Being the daughter of immigrants — her father is Jamaican and her mother was Indian — helped shape Harris, 55.
But it was Harris’ late mother, Shyamala Gopalan Harris, who “was a force of nature and the greatest source of inspiration in my life,” she wrote in an Instagram post on March 1, the first day of Women’s history Month.
And there was one habit her mother had in particular that Harris said helped her decide to run for president, and presumably accept Biden’s invitation to be the vice presidential candidate. It was her mother’s consistent retort whenever Harris complained about something: “Well, Kamala, what are you going to do about it?” Harris said her mother always asked.
“My sister Maya and I were raised by a strong mother,” Harris posted on Instagram in July 2019. “She taught us not only to dream but to do. She taught us to believe in our power to right what is wrong. And she was the kind of parent who if you came home complaining about something, she’d say, ‘Well what are you gonna do about it?’ So I decided to run for President of the United States.”
Harris says her mother also taught her “the importance of a good education. She taught us the good old-fashioned value of hard work. She taught us don’t let anyone tell you who you are. You tell them who you are.”
And though Shyamala was Indian, Harris said her mother “was very intentional about raising my sister, Maya, and me as strong, Black women,” she wrote on Instagram in February for Black History Month. Shyamala took her daughters to a Black cultural center near their home where they were “exposed to extraordinary people like Shirley Chisholm, Nina Simone, and Maya Angelou, who helped show us what we could become,” Harris said.
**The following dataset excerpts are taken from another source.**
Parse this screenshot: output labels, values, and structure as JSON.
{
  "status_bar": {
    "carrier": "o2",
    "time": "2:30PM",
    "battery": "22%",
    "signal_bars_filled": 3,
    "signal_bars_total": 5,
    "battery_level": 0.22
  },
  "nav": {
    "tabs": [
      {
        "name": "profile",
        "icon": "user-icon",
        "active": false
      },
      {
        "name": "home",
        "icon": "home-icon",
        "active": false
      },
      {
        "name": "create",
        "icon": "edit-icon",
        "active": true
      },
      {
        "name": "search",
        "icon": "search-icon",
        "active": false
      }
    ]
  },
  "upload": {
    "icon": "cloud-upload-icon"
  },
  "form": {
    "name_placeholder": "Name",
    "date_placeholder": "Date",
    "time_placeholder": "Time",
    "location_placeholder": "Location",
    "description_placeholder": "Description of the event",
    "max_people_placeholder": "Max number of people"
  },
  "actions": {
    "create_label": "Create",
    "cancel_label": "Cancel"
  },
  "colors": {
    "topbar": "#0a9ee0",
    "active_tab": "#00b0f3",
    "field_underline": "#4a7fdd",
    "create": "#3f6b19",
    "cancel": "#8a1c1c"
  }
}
Shyamala was tiny (standing only 5 feet tall) but “hers was a commanding presence characterized by a sharp wit, keen sense of humor and endless depth of knowledge,” her obituary reads. She graduated from Delhi University at 19 and later received a Ph.D. in nutrition and endocrinology from the University of California at Berkeley, where she met Harris’ father, Donald Harris. Donald, a former professor of economics at Stanford, and Shyamala split when Harris was a child, according to the Mercury News. Shyamala had a storied career researching breast cancer. She died from colon cancer in 2009 at age 70, according to her obituary.
After Harris was announced as the democratic vice presidential candidate, Maya Harris (who is a lawyer in San Francisco and self-described civil-rights advocate), tweeted, “You can’t know who Kamala Harris is without knowing who our mother was. Missing her terribly, but know she and the ancestors are smiling today.”